This tart is also gorgeous with white nectarines.
400g (14 ounces) ready-made sweet shortcrust or buttercrust pastry
1 medium (size 6) free-range egg yolk
2 Tbsp lemon juice
800-900g (about 1½ pounds) fresh firmish peaches
1 cup coarsely crushed amaretti biscuits
¼ cup caster sugar
4 Tbsp Dutch cocoa powder
1 Tbsp butter
1 Preheat oven to 180°C (350°F).
2 Roll out pastry on a lightly floured surface and line into a 21cm (8-9”) loose-bottomed flan ring set on a baking sheet. Prick pastry base with a fork then refrigerate until firm. To bake the pastry blind, line it with light tin foil or crumpled tissue paper reference and fill with baking beans. http://sharedkitchen.co.nz/recipe/rich-shortcrust-pastry/ Cook for 20 minutes until golden around the edges and browned on the bottom. Remove foil or paper and baking beans, then brush the inside of the pastry with egg yolk and return it to oven for a further 5 minutes.

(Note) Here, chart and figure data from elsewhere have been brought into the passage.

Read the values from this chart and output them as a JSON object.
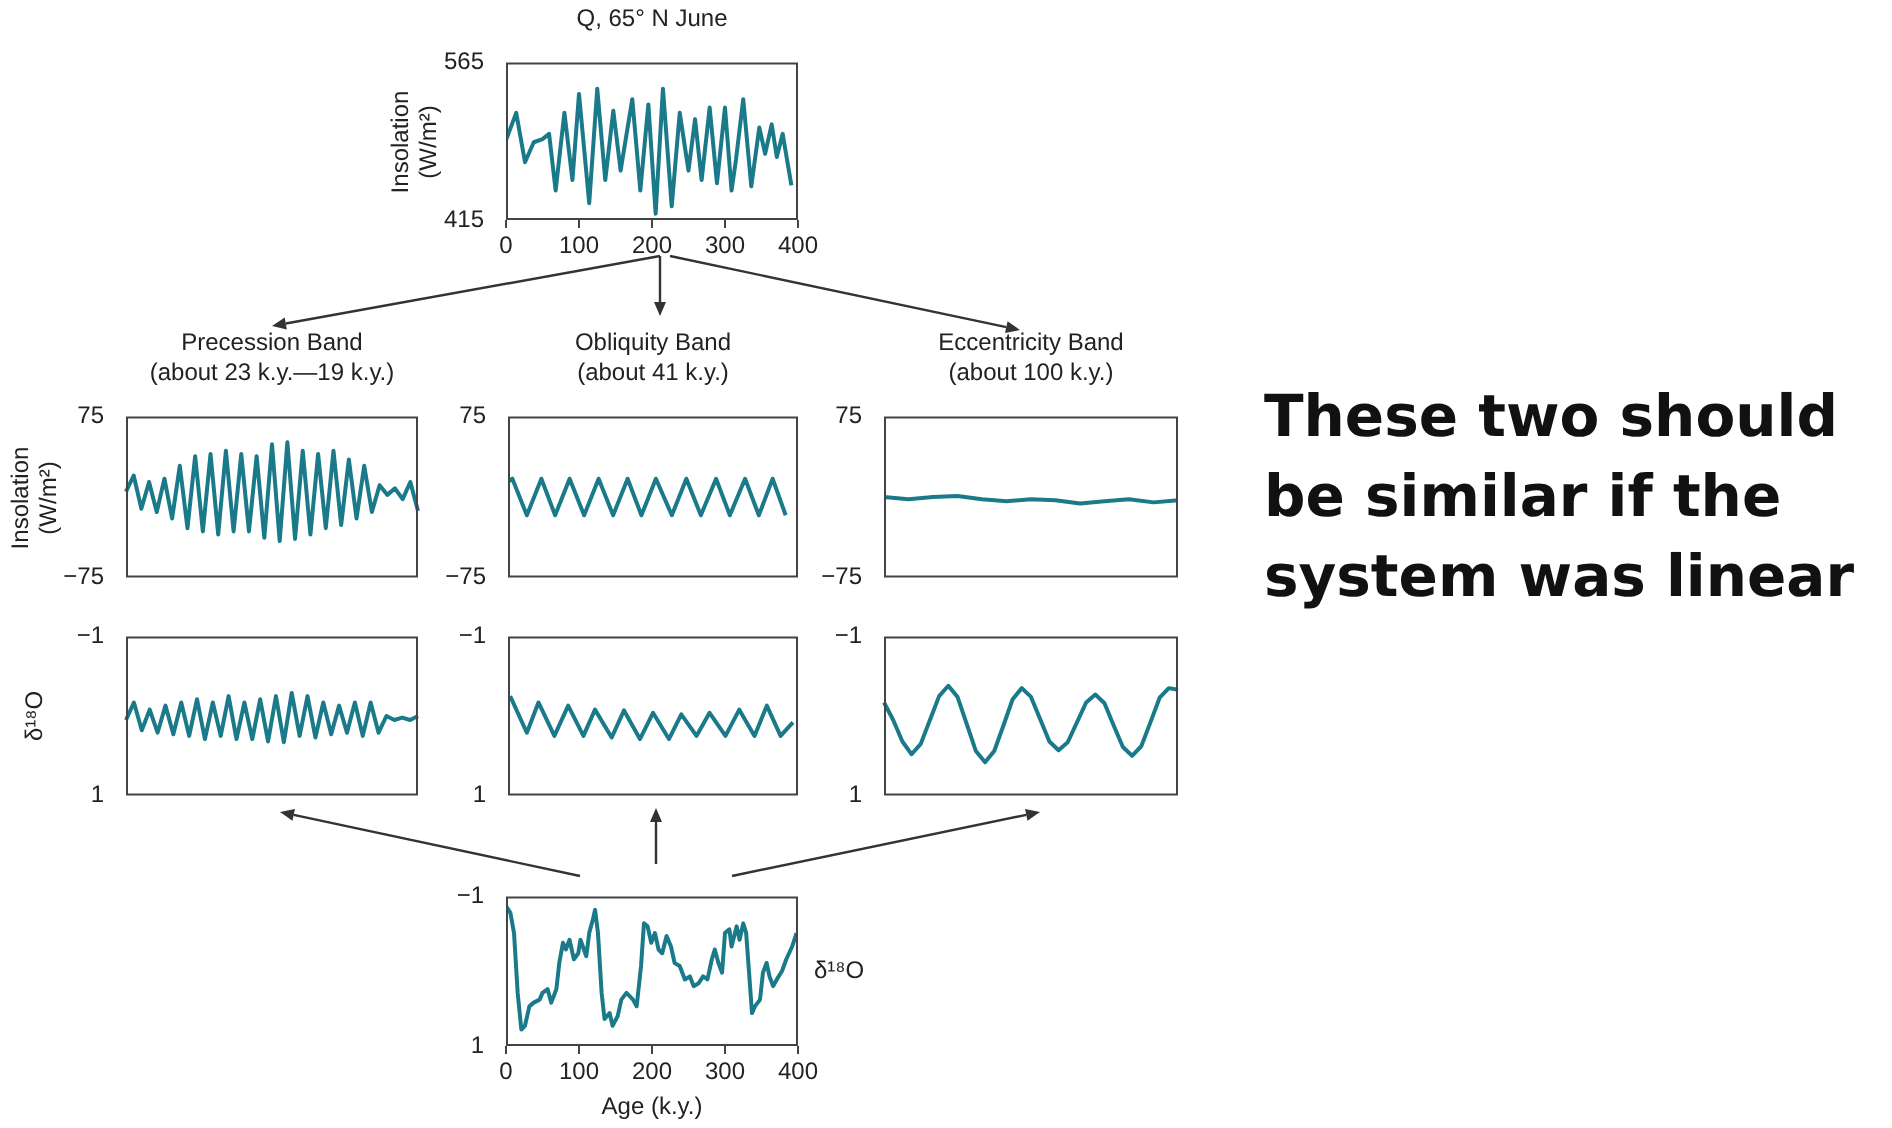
{
  "chart_data": [
    {
      "type": "line",
      "title": "Q, 65° N June",
      "ylabel": "Insolation (W/m²)",
      "xlim": [
        0,
        400
      ],
      "xticks": [
        0,
        100,
        200,
        300,
        400
      ],
      "ylim": [
        415,
        565
      ],
      "yticks": [
        415,
        565
      ],
      "x": [
        0,
        14,
        26,
        38,
        50,
        59,
        68,
        80,
        91,
        100,
        114,
        125,
        136,
        147,
        157,
        173,
        184,
        195,
        205,
        215,
        227,
        238,
        250,
        259,
        268,
        279,
        289,
        300,
        309,
        315,
        325,
        336,
        347,
        355,
        364,
        371,
        379,
        391
      ],
      "series": [
        {
          "color": "#1b7a8a",
          "values": [
            491,
            517,
            470,
            489,
            492,
            497,
            443,
            517,
            453,
            535,
            431,
            540,
            453,
            519,
            462,
            530,
            443,
            525,
            421,
            540,
            428,
            517,
            462,
            511,
            453,
            522,
            450,
            522,
            443,
            472,
            530,
            447,
            503,
            478,
            506,
            475,
            497,
            448
          ]
        }
      ]
    },
    {
      "type": "line",
      "title": "Precession Band",
      "subtitle": "(about 23 k.y.—19 k.y.)",
      "ylabel": "Insolation (W/m²)",
      "ylim": [
        -75,
        75
      ],
      "yticks": [
        75,
        -75
      ],
      "tick_labels": "y",
      "categories": [
        null,
        null,
        null,
        null,
        null,
        null,
        null,
        null,
        null,
        null,
        null,
        null,
        null,
        null,
        null,
        null,
        null,
        null,
        null,
        null,
        null,
        null,
        null,
        null,
        null,
        null,
        null,
        null,
        null,
        null,
        null,
        null,
        null,
        null,
        null,
        null,
        null,
        null,
        null
      ],
      "series": [
        {
          "color": "#1b7a8a",
          "values": [
            5,
            20,
            -11,
            14,
            -14,
            17,
            -20,
            29,
            -29,
            38,
            -32,
            40,
            -35,
            43,
            -32,
            40,
            -32,
            38,
            -38,
            49,
            -41,
            51,
            -39,
            43,
            -35,
            40,
            -29,
            43,
            -26,
            35,
            -20,
            29,
            -14,
            11,
            2,
            8,
            -2,
            14,
            -13
          ]
        }
      ]
    },
    {
      "type": "line",
      "title": "Obliquity Band",
      "subtitle": "(about 41 k.y.)",
      "xlim": [
        0,
        400
      ],
      "ylim": [
        -75,
        75
      ],
      "yticks": [
        75,
        -75
      ],
      "tick_labels": "y",
      "x": [
        0,
        6,
        26,
        46,
        65,
        85,
        105,
        125,
        145,
        165,
        184,
        204,
        226,
        246,
        266,
        287,
        306,
        327,
        346,
        365,
        383
      ],
      "series": [
        {
          "color": "#1b7a8a",
          "values": [
            14,
            17,
            -17,
            17,
            -17,
            17,
            -17,
            17,
            -17,
            17,
            -17,
            17,
            -17,
            17,
            -17,
            17,
            -17,
            17,
            -17,
            17,
            -17
          ]
        }
      ]
    },
    {
      "type": "line",
      "title": "Eccentricity Band",
      "subtitle": "(about 100 k.y.)",
      "ylim": [
        -75,
        75
      ],
      "yticks": [
        75,
        -75
      ],
      "tick_labels": "y",
      "categories": [
        null,
        null,
        null,
        null,
        null,
        null,
        null,
        null,
        null,
        null,
        null,
        null,
        null
      ],
      "series": [
        {
          "color": "#1b7a8a",
          "values": [
            0,
            -2,
            0,
            1,
            -2,
            -4,
            -2,
            -3,
            -6,
            -4,
            -2,
            -5,
            -3
          ]
        }
      ]
    },
    {
      "type": "line",
      "ylabel": "δ¹⁸O",
      "ylim": [
        1,
        -1
      ],
      "yticks": [
        -1,
        1
      ],
      "tick_labels": "y",
      "categories": [
        null,
        null,
        null,
        null,
        null,
        null,
        null,
        null,
        null,
        null,
        null,
        null,
        null,
        null,
        null,
        null,
        null,
        null,
        null,
        null,
        null,
        null,
        null,
        null,
        null,
        null,
        null,
        null,
        null,
        null,
        null,
        null,
        null,
        null,
        null,
        null,
        null,
        null
      ],
      "series": [
        {
          "color": "#1b7a8a",
          "values": [
            0.05,
            -0.17,
            0.18,
            -0.08,
            0.21,
            -0.13,
            0.23,
            -0.17,
            0.25,
            -0.21,
            0.29,
            -0.17,
            0.25,
            -0.25,
            0.29,
            -0.17,
            0.29,
            -0.21,
            0.32,
            -0.25,
            0.33,
            -0.29,
            0.25,
            -0.25,
            0.27,
            -0.17,
            0.23,
            -0.13,
            0.21,
            -0.17,
            0.25,
            -0.17,
            0.21,
            0,
            0.05,
            0.02,
            0.05,
            0
          ]
        }
      ]
    },
    {
      "type": "line",
      "xlim": [
        0,
        400
      ],
      "ylim": [
        1,
        -1
      ],
      "yticks": [
        -1,
        1
      ],
      "tick_labels": "y",
      "x": [
        3,
        26,
        42,
        64,
        83,
        104,
        120,
        143,
        160,
        182,
        200,
        222,
        239,
        260,
        278,
        300,
        319,
        340,
        357,
        376,
        393
      ],
      "series": [
        {
          "color": "#1b7a8a",
          "values": [
            -0.25,
            0.21,
            -0.17,
            0.25,
            -0.13,
            0.25,
            -0.08,
            0.27,
            -0.07,
            0.29,
            -0.04,
            0.29,
            -0.02,
            0.25,
            -0.04,
            0.25,
            -0.08,
            0.25,
            -0.13,
            0.25,
            0.08
          ]
        }
      ]
    },
    {
      "type": "line",
      "ylim": [
        1,
        -1
      ],
      "yticks": [
        -1,
        1
      ],
      "tick_labels": "y",
      "categories": [
        null,
        null,
        null,
        null,
        null,
        null,
        null,
        null,
        null,
        null,
        null,
        null,
        null,
        null,
        null,
        null,
        null,
        null,
        null,
        null,
        null,
        null,
        null,
        null,
        null,
        null,
        null,
        null,
        null,
        null,
        null,
        null,
        null
      ],
      "series": [
        {
          "color": "#1b7a8a",
          "values": [
            -0.17,
            0.05,
            0.32,
            0.48,
            0.35,
            0.05,
            -0.25,
            -0.38,
            -0.24,
            0.1,
            0.44,
            0.58,
            0.44,
            0.12,
            -0.21,
            -0.35,
            -0.24,
            0.04,
            0.32,
            0.43,
            0.33,
            0.08,
            -0.17,
            -0.27,
            -0.16,
            0.12,
            0.39,
            0.5,
            0.38,
            0.08,
            -0.23,
            -0.35,
            -0.33
          ]
        }
      ]
    },
    {
      "type": "line",
      "xlabel": "Age (k.y.)",
      "ylabel": "δ¹⁸O",
      "xlim": [
        0,
        400
      ],
      "xticks": [
        0,
        100,
        200,
        300,
        400
      ],
      "ylim": [
        1,
        -1
      ],
      "yticks": [
        -1,
        1
      ],
      "x": [
        0,
        6,
        11,
        16,
        21,
        26,
        32,
        38,
        46,
        50,
        57,
        62,
        69,
        73,
        78,
        82,
        87,
        93,
        99,
        102,
        110,
        114,
        119,
        122,
        126,
        131,
        135,
        142,
        146,
        153,
        158,
        165,
        174,
        179,
        185,
        189,
        194,
        199,
        204,
        209,
        214,
        220,
        226,
        231,
        238,
        245,
        252,
        257,
        264,
        270,
        276,
        282,
        286,
        291,
        296,
        300,
        306,
        309,
        316,
        320,
        325,
        329,
        333,
        337,
        341,
        348,
        352,
        357,
        361,
        366,
        371,
        378,
        384,
        392,
        398
      ],
      "series": [
        {
          "color": "#1b7a8a",
          "values": [
            -0.87,
            -0.78,
            -0.51,
            0.29,
            0.78,
            0.73,
            0.47,
            0.42,
            0.38,
            0.29,
            0.24,
            0.42,
            0.24,
            -0.11,
            -0.38,
            -0.29,
            -0.42,
            -0.16,
            -0.24,
            -0.42,
            -0.2,
            -0.51,
            -0.69,
            -0.82,
            -0.51,
            0.29,
            0.64,
            0.56,
            0.73,
            0.6,
            0.38,
            0.29,
            0.38,
            0.47,
            -0.07,
            -0.64,
            -0.6,
            -0.38,
            -0.51,
            -0.29,
            -0.24,
            -0.47,
            -0.33,
            -0.11,
            -0.07,
            0.11,
            0.07,
            0.2,
            0.16,
            0.07,
            0.11,
            -0.16,
            -0.29,
            -0.11,
            0.02,
            -0.51,
            -0.56,
            -0.33,
            -0.6,
            -0.42,
            -0.64,
            -0.51,
            0.02,
            0.56,
            0.47,
            0.38,
            0.02,
            -0.11,
            0.07,
            0.2,
            0.11,
            0,
            -0.16,
            -0.33,
            -0.51
          ]
        }
      ]
    },
    {
      "type": "other",
      "annotations": [
        "These two should be similar if the system was linear"
      ]
    }
  ]
}
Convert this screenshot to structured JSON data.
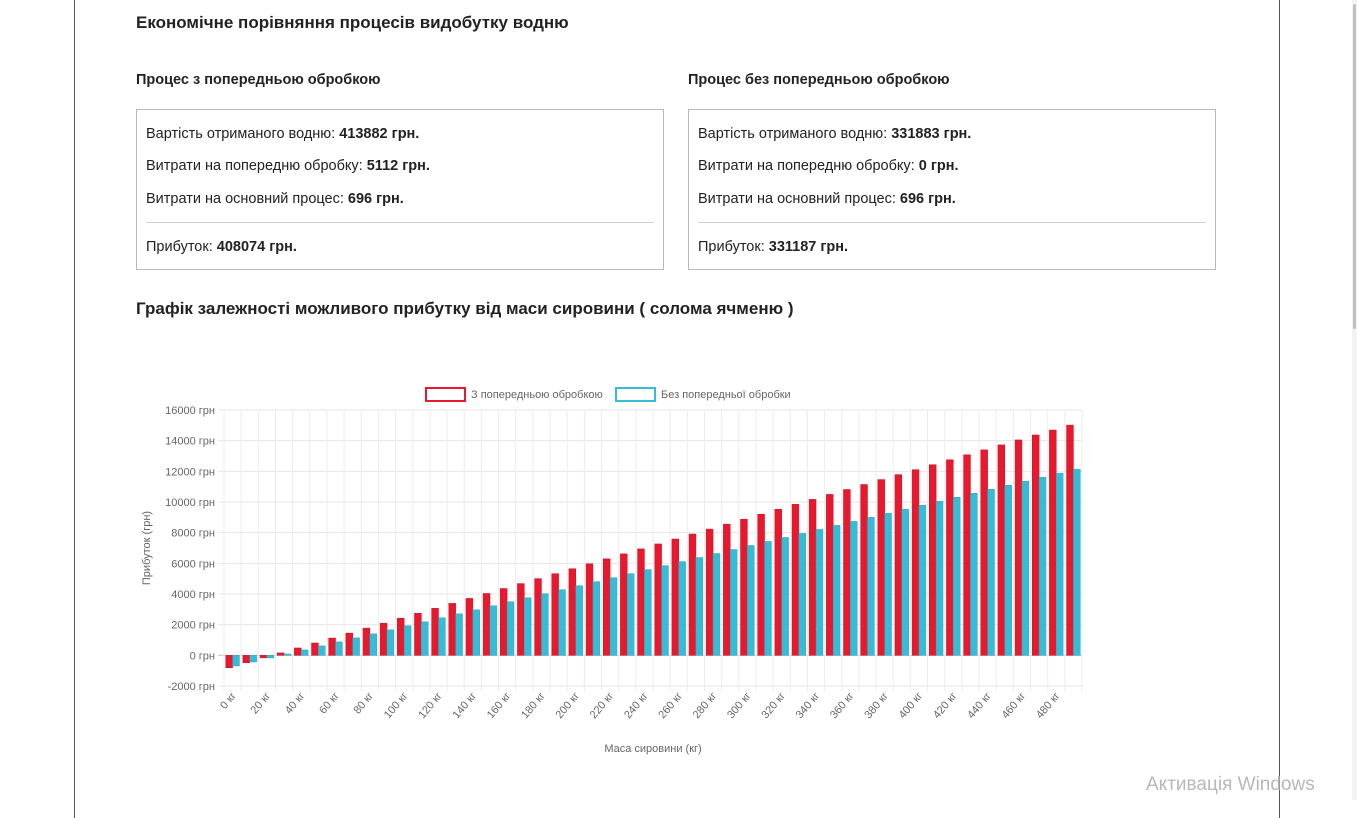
{
  "page": {
    "title": "Економічне порівняння процесів видобутку водню"
  },
  "with_pretreatment": {
    "heading": "Процес з попередньою обробкою",
    "hydrogen_value_label": "Вартість отриманого водню:",
    "hydrogen_value": "413882 грн.",
    "pretreatment_cost_label": "Витрати на попередню обробку:",
    "pretreatment_cost": "5112 грн.",
    "main_process_cost_label": "Витрати на основний процес:",
    "main_process_cost": "696 грн.",
    "profit_label": "Прибуток:",
    "profit": "408074 грн."
  },
  "without_pretreatment": {
    "heading": "Процес без попередньою обробкою",
    "hydrogen_value_label": "Вартість отриманого водню:",
    "hydrogen_value": "331883 грн.",
    "pretreatment_cost_label": "Витрати на попередню обробку:",
    "pretreatment_cost": "0 грн.",
    "main_process_cost_label": "Витрати на основний процес:",
    "main_process_cost": "696 грн.",
    "profit_label": "Прибуток:",
    "profit": "331187 грн."
  },
  "chart_heading": "Графік залежності можливого прибутку від маси сировини ( солома ячменю )",
  "chart_data": {
    "type": "bar",
    "xlabel": "Маса сировини (кг)",
    "ylabel": "Прибуток (грн)",
    "ylim": [
      -2000,
      16000
    ],
    "y_ticks": [
      -2000,
      0,
      2000,
      4000,
      6000,
      8000,
      10000,
      12000,
      14000,
      16000
    ],
    "y_tick_suffix": " грн",
    "x_tick_suffix": " кг",
    "x_start": 0,
    "x_step": 10,
    "x_count": 50,
    "x_label_every": 2,
    "grid": true,
    "legend_position": "top",
    "series": [
      {
        "name": "З попередньою обробкою",
        "color": "#e8192c",
        "border": "#c8102e",
        "values": [
          -811,
          -488,
          -165,
          158,
          481,
          804,
          1127,
          1450,
          1773,
          2096,
          2419,
          2742,
          3065,
          3388,
          3711,
          4034,
          4357,
          4680,
          5003,
          5326,
          5649,
          5972,
          6295,
          6618,
          6941,
          7264,
          7587,
          7910,
          8233,
          8556,
          8879,
          9202,
          9525,
          9848,
          10171,
          10494,
          10817,
          11140,
          11463,
          11786,
          12109,
          12432,
          12755,
          13078,
          13401,
          13724,
          14047,
          14370,
          14693,
          15016
        ]
      },
      {
        "name": "Без попередньої обробки",
        "color": "#36bcd6",
        "border": "#2aa9c2",
        "values": [
          -696,
          -434,
          -172,
          90,
          352,
          614,
          876,
          1138,
          1400,
          1662,
          1924,
          2186,
          2448,
          2710,
          2972,
          3234,
          3496,
          3758,
          4020,
          4282,
          4544,
          4806,
          5068,
          5330,
          5592,
          5854,
          6116,
          6378,
          6640,
          6902,
          7164,
          7426,
          7688,
          7950,
          8212,
          8474,
          8736,
          8998,
          9260,
          9522,
          9784,
          10046,
          10308,
          10570,
          10832,
          11094,
          11356,
          11618,
          11880,
          12142
        ]
      }
    ]
  },
  "watermark": "Активація Windows"
}
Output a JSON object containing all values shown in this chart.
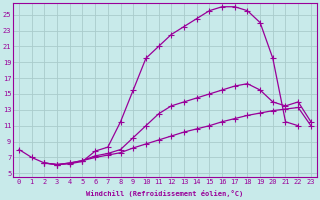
{
  "xlabel": "Windchill (Refroidissement éolien,°C)",
  "bg_color": "#c8eaea",
  "line_color": "#990099",
  "grid_color": "#aacccc",
  "x_ticks": [
    0,
    1,
    2,
    3,
    4,
    5,
    6,
    7,
    8,
    9,
    10,
    11,
    12,
    13,
    14,
    15,
    16,
    17,
    18,
    19,
    20,
    21,
    22,
    23
  ],
  "y_ticks": [
    5,
    7,
    9,
    11,
    13,
    15,
    17,
    19,
    21,
    23,
    25
  ],
  "xlim": [
    -0.5,
    23.5
  ],
  "ylim": [
    4.5,
    26.5
  ],
  "curve1_x": [
    0,
    1,
    2,
    3,
    4,
    5,
    6,
    7,
    8,
    9,
    10,
    11,
    12,
    13,
    14,
    15,
    16,
    17,
    18,
    19,
    20,
    21,
    22
  ],
  "curve1_y": [
    8.0,
    7.0,
    6.3,
    6.1,
    6.2,
    6.5,
    7.8,
    8.3,
    11.5,
    15.5,
    19.5,
    21.0,
    22.5,
    23.5,
    24.5,
    25.5,
    26.0,
    26.0,
    25.5,
    24.0,
    19.5,
    11.5,
    11.0
  ],
  "curve2_x": [
    2,
    3,
    4,
    5,
    6,
    7,
    8,
    9,
    10,
    11,
    12,
    13,
    14,
    15,
    16,
    17,
    18,
    19,
    20,
    21,
    22,
    23
  ],
  "curve2_y": [
    6.3,
    6.1,
    6.3,
    6.6,
    7.2,
    7.5,
    8.0,
    9.5,
    11.0,
    12.5,
    13.5,
    14.0,
    14.5,
    15.0,
    15.5,
    16.0,
    16.3,
    15.5,
    14.0,
    13.5,
    14.0,
    11.5
  ],
  "curve3_x": [
    2,
    3,
    4,
    5,
    6,
    7,
    8,
    9,
    10,
    11,
    12,
    13,
    14,
    15,
    16,
    17,
    18,
    19,
    20,
    21,
    22,
    23
  ],
  "curve3_y": [
    6.3,
    6.1,
    6.3,
    6.6,
    7.0,
    7.3,
    7.6,
    8.2,
    8.7,
    9.2,
    9.7,
    10.2,
    10.6,
    11.0,
    11.5,
    11.9,
    12.3,
    12.6,
    12.9,
    13.1,
    13.3,
    11.0
  ],
  "marker": "+",
  "markersize": 4,
  "linewidth": 0.9
}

3 Meanwhile, put lemon juice in a large bowl. Peel peaches, then cut them into thin slices, discarding the stones, and drop slices into the bowl as they are prepared. Gently toss the peach slices in the lemon juice, then cover until required (the peaches can be prepared up to 30 minutes before assembling the tart). If using nectarines, wash and dry but don’t peel them, and prepare as described above.
4 Tip peaches onto a double thickness of paper towels and pat them dry. Arrange fruit slices on top of pastry. Put crushed amaretti biscuits in a bowl with caster sugar. Sieve the cocoa powder over. Spoon topping over the fruit and dot with butter. Lower oven heat to 170°C (325°F) and bake for 15-20 minutes, or until the top is browned and the fruit is tender. Serve hottish or warm.